Il Fvg punta sul Bio, il presidente di Coldiretti: «Bene, così l’agricoltura ritroverà slancio»

Dario Ermacora: puntare su qualità, salute e territorio. Mercato in crescita per produzioni di nicchia e a km zero
UDINE. Bio e non solo. «Sicurezza alimentare, tracciabilità, prodotti a chilometro zero, e quindi del territorio... È ciò che i consumatori, sempre più consapevoli, chiedono e credo siano indicatori da cogliere, soprattutto in una regione, come la nostra». È la considerazione di Dario Ermacora, presidente di Coldiretti Fvg, davanti ai numeri che descrivono la crescita del biologico in questa regione.
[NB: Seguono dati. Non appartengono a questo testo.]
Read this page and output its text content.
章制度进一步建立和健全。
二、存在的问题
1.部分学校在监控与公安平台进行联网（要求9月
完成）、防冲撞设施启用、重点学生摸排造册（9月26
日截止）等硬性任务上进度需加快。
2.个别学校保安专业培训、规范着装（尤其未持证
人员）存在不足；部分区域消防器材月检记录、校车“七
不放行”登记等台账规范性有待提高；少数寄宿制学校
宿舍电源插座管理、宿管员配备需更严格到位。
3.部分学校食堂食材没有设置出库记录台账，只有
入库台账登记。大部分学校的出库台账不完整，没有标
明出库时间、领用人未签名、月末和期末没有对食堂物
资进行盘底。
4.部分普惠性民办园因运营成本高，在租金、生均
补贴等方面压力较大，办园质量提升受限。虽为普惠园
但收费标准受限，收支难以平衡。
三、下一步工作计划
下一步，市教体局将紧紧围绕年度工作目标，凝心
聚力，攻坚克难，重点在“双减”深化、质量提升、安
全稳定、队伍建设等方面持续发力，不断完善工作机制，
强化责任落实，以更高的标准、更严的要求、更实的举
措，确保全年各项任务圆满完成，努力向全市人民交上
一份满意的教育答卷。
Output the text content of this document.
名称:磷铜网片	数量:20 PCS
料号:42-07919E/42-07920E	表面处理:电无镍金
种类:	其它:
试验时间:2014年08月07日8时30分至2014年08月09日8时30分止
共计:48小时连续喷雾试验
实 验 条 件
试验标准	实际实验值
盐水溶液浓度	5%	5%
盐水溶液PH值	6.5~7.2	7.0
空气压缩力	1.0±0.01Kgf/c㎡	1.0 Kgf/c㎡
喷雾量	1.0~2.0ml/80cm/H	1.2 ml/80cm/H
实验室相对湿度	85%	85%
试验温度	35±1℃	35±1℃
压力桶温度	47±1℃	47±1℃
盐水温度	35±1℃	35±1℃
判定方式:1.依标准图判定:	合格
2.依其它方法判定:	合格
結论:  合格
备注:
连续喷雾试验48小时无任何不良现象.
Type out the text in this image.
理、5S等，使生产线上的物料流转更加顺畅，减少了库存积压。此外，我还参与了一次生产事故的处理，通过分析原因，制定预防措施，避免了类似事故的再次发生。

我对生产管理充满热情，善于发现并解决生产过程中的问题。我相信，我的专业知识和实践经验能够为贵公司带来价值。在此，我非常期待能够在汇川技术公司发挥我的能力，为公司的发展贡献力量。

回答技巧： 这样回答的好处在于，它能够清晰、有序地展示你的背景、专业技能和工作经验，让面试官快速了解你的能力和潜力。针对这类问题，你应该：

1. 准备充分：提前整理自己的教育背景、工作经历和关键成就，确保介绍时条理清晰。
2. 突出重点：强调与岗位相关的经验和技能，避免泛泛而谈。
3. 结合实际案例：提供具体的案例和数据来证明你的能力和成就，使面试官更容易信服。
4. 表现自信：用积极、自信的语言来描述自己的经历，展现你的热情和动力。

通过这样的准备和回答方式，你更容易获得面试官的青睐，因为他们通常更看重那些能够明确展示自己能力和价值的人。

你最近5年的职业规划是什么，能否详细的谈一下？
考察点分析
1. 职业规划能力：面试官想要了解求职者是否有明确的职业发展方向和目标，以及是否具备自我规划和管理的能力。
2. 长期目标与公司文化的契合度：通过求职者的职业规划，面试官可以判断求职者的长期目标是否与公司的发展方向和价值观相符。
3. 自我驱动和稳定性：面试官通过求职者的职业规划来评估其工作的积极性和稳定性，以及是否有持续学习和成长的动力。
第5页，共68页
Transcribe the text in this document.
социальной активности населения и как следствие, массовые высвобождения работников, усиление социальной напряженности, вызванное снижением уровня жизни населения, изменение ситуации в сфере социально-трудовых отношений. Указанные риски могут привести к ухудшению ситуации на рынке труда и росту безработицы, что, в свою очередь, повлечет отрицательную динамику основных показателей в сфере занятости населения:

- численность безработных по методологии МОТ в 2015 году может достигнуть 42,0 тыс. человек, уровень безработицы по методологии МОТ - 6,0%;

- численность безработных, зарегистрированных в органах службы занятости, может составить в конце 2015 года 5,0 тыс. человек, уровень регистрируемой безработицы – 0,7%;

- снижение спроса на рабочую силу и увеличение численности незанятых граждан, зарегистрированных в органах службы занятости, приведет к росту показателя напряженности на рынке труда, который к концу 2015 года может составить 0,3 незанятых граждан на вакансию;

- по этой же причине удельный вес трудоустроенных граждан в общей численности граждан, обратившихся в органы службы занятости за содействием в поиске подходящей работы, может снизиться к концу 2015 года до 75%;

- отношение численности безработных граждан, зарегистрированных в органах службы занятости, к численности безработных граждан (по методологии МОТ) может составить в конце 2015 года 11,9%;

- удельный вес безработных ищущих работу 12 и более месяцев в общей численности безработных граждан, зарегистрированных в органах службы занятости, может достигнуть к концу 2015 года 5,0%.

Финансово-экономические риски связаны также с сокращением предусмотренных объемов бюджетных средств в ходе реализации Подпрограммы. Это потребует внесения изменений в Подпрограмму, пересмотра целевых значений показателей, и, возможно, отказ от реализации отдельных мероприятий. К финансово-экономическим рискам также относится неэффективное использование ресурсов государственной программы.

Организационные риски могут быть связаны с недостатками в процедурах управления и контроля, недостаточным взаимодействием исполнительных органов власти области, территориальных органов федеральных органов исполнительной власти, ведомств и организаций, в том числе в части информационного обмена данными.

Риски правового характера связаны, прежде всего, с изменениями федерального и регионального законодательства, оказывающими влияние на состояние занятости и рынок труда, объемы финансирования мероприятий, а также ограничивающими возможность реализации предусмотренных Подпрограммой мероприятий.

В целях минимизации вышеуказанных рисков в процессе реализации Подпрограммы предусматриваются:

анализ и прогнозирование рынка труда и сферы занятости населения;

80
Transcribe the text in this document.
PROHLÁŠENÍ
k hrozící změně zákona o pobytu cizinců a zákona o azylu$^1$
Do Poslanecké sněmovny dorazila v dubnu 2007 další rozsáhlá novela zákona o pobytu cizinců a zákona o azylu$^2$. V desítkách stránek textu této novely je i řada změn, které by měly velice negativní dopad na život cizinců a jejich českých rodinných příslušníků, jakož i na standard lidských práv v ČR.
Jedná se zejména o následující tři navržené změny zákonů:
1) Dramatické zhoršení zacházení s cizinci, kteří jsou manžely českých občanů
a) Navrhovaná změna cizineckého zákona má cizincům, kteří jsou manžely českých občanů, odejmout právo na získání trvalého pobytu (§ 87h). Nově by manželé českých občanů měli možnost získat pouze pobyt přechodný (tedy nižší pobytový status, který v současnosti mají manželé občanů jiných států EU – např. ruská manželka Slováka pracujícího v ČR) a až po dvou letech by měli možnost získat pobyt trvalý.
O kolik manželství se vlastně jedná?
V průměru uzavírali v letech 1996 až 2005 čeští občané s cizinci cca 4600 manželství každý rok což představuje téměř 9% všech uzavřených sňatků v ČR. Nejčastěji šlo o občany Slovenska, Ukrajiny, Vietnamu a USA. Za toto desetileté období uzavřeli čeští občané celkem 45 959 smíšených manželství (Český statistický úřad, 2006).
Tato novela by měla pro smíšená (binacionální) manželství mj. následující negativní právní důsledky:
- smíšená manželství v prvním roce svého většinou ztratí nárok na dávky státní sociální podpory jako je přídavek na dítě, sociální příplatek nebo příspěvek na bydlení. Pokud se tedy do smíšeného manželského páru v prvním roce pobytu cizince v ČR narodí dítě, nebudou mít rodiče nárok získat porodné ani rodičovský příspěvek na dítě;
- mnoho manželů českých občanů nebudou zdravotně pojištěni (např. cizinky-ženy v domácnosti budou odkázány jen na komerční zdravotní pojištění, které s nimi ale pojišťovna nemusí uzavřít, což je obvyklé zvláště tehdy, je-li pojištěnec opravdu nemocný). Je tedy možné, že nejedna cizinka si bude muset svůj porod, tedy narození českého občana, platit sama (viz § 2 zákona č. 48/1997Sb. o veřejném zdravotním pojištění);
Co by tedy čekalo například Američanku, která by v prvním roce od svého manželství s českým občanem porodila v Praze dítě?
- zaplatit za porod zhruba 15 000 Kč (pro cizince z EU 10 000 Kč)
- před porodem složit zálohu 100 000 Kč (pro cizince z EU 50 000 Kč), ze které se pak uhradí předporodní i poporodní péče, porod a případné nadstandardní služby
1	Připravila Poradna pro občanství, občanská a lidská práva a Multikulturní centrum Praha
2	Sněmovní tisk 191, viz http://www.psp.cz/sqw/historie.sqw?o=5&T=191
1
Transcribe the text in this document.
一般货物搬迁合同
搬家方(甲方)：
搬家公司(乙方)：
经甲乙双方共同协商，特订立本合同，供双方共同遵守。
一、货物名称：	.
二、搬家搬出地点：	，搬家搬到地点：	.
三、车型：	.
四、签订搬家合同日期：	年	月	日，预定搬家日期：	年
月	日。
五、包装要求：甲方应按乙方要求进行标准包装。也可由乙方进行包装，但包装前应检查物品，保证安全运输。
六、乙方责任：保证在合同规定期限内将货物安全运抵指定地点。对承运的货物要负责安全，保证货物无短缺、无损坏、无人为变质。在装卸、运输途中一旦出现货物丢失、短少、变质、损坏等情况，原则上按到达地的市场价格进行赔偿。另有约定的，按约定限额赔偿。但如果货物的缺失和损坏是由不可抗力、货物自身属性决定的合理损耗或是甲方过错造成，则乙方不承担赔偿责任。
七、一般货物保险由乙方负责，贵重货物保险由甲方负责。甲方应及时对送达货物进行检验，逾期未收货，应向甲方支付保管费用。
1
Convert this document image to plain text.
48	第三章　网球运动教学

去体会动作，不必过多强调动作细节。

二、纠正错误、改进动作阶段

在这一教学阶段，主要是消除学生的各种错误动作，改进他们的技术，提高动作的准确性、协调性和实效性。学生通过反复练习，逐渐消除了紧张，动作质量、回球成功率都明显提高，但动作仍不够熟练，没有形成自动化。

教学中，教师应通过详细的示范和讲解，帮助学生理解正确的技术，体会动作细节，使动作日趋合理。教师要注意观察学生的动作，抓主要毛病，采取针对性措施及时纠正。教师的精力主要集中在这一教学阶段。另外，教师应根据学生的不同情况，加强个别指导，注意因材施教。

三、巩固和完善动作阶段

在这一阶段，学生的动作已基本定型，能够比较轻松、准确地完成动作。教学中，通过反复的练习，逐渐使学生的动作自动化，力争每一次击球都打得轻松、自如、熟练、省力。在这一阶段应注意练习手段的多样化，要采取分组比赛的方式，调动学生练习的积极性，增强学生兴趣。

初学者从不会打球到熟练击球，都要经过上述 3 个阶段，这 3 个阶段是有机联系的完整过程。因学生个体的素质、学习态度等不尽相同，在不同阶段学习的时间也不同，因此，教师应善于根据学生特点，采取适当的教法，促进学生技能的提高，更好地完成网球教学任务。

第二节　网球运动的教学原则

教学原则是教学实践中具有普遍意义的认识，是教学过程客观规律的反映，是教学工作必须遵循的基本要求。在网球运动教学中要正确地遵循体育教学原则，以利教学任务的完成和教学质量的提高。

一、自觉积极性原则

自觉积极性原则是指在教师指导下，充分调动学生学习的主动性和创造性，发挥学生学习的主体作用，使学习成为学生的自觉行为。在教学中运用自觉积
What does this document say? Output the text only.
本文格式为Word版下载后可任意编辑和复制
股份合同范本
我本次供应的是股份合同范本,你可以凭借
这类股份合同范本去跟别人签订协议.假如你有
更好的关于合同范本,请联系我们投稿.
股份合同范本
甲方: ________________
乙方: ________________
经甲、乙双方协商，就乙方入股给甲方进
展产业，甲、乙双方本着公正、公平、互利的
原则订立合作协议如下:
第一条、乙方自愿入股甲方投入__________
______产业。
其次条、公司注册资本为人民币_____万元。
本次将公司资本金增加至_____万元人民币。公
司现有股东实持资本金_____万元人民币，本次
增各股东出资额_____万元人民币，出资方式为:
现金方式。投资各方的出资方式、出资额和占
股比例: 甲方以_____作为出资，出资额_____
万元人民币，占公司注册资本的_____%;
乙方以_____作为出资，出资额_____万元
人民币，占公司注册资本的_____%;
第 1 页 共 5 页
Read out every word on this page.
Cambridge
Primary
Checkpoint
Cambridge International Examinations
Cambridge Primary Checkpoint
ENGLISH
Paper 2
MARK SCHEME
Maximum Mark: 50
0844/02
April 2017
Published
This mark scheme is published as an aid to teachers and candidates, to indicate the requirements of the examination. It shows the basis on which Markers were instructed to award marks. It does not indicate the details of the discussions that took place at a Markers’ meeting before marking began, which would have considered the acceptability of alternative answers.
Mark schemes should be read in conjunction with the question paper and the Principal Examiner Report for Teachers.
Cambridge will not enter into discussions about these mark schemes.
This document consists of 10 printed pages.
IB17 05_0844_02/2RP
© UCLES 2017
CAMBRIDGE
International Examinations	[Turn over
Un trend che fotografa il cambiamento dei consumatori, un cambiamento su cui Coldiretti, con le tante battaglie sulla tracciabilità, sull’etichettatura chiara dei prodotti, ha inciso.


Presidente, il Bio, per l’agricoltura del Fvg, è il futuro?


«Il mercato dimostra di preferire, nelle proprie scelte di acquisto, sempre di più prodotti che garantiscono una maggiore sicurezza alimentare, tracciabilità, metodi di produzione e di allevamento diversi. Da qui credo sia interessante riflettere sull’opportunità che questo riserva ad un territorio, come il nostro, ma anche ad un Paese, come l’Italia, che non ha certo le distese di campi di altre nazioni, se si imbocca un percorso rivolto verso questi valori».


Biologico, quindi...


«Biologico, certo, ma anche produzioni di nicchia, non dimenticando che la superficie media delle nostre aziende è di 8 ettari, e questo vuol dire che siamo più predisposti e organizzati per percorsi di questo tipo».


Ma non c’è anche chi piange se non coltiva mais?


«Indicatori ci dicono che la superficie dedicata a mais si sta riducendo, e questo perché c’è la consapevolezza che difficilmente questa coltura potrebbe rappresentare una opportunità anche per i prossimi 40 anni. Ma non è facile cambiare».


Perché?


«In generale possiamo dire che il cambiamento ci preoccupa sempre. È anche vero che ci sono aziende in cui il passaggio generazionale non è avvenuto e senza quindi il contributo innovativo che arriva con i giovani, il “salto” non lo si fa e si continua a gestire l’impresa come sempre nella speranza che il mercato riparta».


Tornando al bio, chi garantisce il consumatore?


«Su questo sono piuttosto tranquillo. In Italia abbiamo un sistema di controlli che è di per sè una garanzia. È vero che il disonesto c’è sempre, ma fortunatamente sono una minoranza. Mi par che nel nostro Paese, se in alcuni settori ci sono dei gap da colmare, nell’agroalimentare e nei controlli non siamo secondi a nessuno. Nemmeno alla grande Germania, da dove abbiamo “importato” prodotti discutibili».


Dalla verdura alla carne, il bio ha raggiunto anche il latte e i derivati...


«Sì ed è uno dei settori che offrono maggiore sicurezza. Ha un protocollo molto rigido e se ci si pensa, l’allevamento in montagna, nelle malghe, con la produzione di latte e formaggi, è biologico per definizione perché le mucche non vengono alimentate con mangimi, né soia, né mais».


E il vino?


«Qui parliamo di coltivazione della vite che deve seguire regole particolari, evitando l’impiego di prodotti di sintesi».


Un settore in espansione, dunque, sul quale puntare.


«È un mercato in crescita grazie alla diversa sensibilità dei consumatori e mi auguro sia la spinta per immaginare una trasformazione dell’attività agricola che si rivolge ad un mercato sensibile e attento. È una trasformazione su cui Coldiretti ha puntato molto cercando di far capire a chi acquista l’importanza della provenienza dei prodotti, garantendone la qualità anche “mettendoci la faccia”, organizzando la vendita diretta con Campagna amica. È una via d’uscita, e soprattutto di rinascita, per la nostra agricoltura».